Евгений Онегин

Юрий Басин
      У меня давно уже глаза плохо видят, а ноги плохо ходят. Но воображение ещё чуток работает. И вот я лежу на своей тахтёнке закрыв глаза, и воображаю себя каким-нибудь историческим лицом или литературным героем. Например, Евгением Онегиным. Но не тем ветреным светским щёголем, каким изобразил его Пушкин, а серьёзным молодым человеком в возрасте 26 лет, окончившим Санкт-Петербургский университет и Сорбонну, учёным-математиком.

     Я вырос в добропорядочной семье и получил хорошее домашнее образование. Моя мама учила меня французскому языку, а отец – математике. В возрасте 16 лет я поступил в Санкт-Петербургский университет на отделение математики и физики философского факультета, и окончил курс в возрасте 20 лет. Профессор Пафнутий Львович ЧебышОв ( он просил, чтобы его именно так называли) меня очень отличал от других студентов и прочил меня в преподаватели университета. Он посоветовал мне пройти аспирантский курс по теории чисел в Сорбонне у профессора Шарля Эрмита. Я защитил в Сорбонне магистерскую диссертацию по теории алгебраических чисел. Вернувшись в Санкт-Петербург, я понял, что преподавать мне не хочется. Я увлёкся изучением диофантовых уравнений, и у меня зародилось желание попытаться доказать теорему Ферма.
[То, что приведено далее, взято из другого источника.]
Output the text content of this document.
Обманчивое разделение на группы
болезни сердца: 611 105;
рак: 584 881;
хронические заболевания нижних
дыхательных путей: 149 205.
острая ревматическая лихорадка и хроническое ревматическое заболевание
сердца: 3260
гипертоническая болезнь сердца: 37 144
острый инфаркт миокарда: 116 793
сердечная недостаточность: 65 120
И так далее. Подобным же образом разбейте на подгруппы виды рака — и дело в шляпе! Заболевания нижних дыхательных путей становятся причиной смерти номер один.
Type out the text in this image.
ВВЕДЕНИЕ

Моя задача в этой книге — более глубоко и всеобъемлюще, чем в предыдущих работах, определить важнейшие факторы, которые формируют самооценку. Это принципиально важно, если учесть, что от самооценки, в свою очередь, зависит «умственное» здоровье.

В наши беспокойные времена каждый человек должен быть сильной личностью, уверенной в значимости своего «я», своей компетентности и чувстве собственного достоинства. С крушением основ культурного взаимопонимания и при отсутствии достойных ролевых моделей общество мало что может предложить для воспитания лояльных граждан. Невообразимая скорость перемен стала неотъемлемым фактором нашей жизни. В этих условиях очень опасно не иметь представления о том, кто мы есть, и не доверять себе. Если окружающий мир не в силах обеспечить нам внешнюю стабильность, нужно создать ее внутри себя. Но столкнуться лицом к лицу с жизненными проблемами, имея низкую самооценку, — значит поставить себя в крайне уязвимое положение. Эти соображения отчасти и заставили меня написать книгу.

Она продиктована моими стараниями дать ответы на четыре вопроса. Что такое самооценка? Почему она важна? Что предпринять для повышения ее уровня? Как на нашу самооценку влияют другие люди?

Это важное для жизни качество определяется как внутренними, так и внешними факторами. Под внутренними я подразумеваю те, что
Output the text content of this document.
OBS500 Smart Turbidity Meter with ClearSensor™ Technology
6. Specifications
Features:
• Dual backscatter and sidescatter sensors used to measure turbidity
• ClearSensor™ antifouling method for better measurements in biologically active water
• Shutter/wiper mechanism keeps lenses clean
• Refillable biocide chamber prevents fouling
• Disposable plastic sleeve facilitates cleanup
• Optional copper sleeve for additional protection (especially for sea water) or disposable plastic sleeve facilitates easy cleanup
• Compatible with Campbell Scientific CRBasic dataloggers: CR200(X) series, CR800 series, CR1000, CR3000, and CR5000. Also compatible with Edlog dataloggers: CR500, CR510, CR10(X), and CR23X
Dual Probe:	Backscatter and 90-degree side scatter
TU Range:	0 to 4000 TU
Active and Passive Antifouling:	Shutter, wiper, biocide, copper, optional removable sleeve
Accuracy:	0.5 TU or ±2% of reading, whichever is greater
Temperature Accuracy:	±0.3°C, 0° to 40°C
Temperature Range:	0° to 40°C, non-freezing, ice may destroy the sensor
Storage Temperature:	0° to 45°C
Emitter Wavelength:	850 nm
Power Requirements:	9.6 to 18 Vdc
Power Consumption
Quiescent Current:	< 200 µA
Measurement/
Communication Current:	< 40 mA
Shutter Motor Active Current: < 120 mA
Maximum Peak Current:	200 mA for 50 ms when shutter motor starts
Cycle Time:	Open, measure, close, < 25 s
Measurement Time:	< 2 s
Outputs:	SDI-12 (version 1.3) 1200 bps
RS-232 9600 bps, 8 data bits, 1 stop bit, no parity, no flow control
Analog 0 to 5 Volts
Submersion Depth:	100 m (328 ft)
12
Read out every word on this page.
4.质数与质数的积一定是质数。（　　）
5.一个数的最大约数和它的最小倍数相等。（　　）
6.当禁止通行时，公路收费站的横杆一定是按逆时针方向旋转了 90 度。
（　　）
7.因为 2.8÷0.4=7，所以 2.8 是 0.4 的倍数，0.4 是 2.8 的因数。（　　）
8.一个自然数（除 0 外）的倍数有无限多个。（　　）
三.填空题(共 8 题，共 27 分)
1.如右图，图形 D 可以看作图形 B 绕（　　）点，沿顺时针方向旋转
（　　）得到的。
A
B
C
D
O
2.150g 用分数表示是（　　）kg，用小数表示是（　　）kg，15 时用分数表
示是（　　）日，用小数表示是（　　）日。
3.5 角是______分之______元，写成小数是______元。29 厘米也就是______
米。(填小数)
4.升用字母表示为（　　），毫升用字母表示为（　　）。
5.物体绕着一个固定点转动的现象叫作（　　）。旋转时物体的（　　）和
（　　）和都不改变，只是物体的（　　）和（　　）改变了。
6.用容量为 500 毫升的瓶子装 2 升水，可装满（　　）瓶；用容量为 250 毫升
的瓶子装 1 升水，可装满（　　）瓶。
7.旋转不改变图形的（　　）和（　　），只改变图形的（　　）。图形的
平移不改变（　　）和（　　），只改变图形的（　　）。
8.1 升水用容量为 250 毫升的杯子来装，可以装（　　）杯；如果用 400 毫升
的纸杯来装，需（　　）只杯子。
      Тут как раз умер мой родной дядя, оставивший мне по завещанию своё имение в Псковской губернии и солидный счёт в банке. Так что я получил возможность свободно работать над своими задачами. Я поехал посмотреть имение, и оно мне очень понравилось Расположено под горушкой, которая защищает его от холодных северных ветров, с прелестным видом на широкую речную долину. Большой крепкий дом со светлыми комнатами, не заставленными мебелью. Два больших шкафа, в которых ничего нет, и большой письменный стол с пустыми ящиками. Нигде ни пятнышка чернил. Имением фактически управлял приказчик Василий Никанорович, который жил отдельно и вёл счета у себя дома. Его жена, ключница Анисья Тимофеевна, заправляла в доме. Дядя был холост, и жил в доме один.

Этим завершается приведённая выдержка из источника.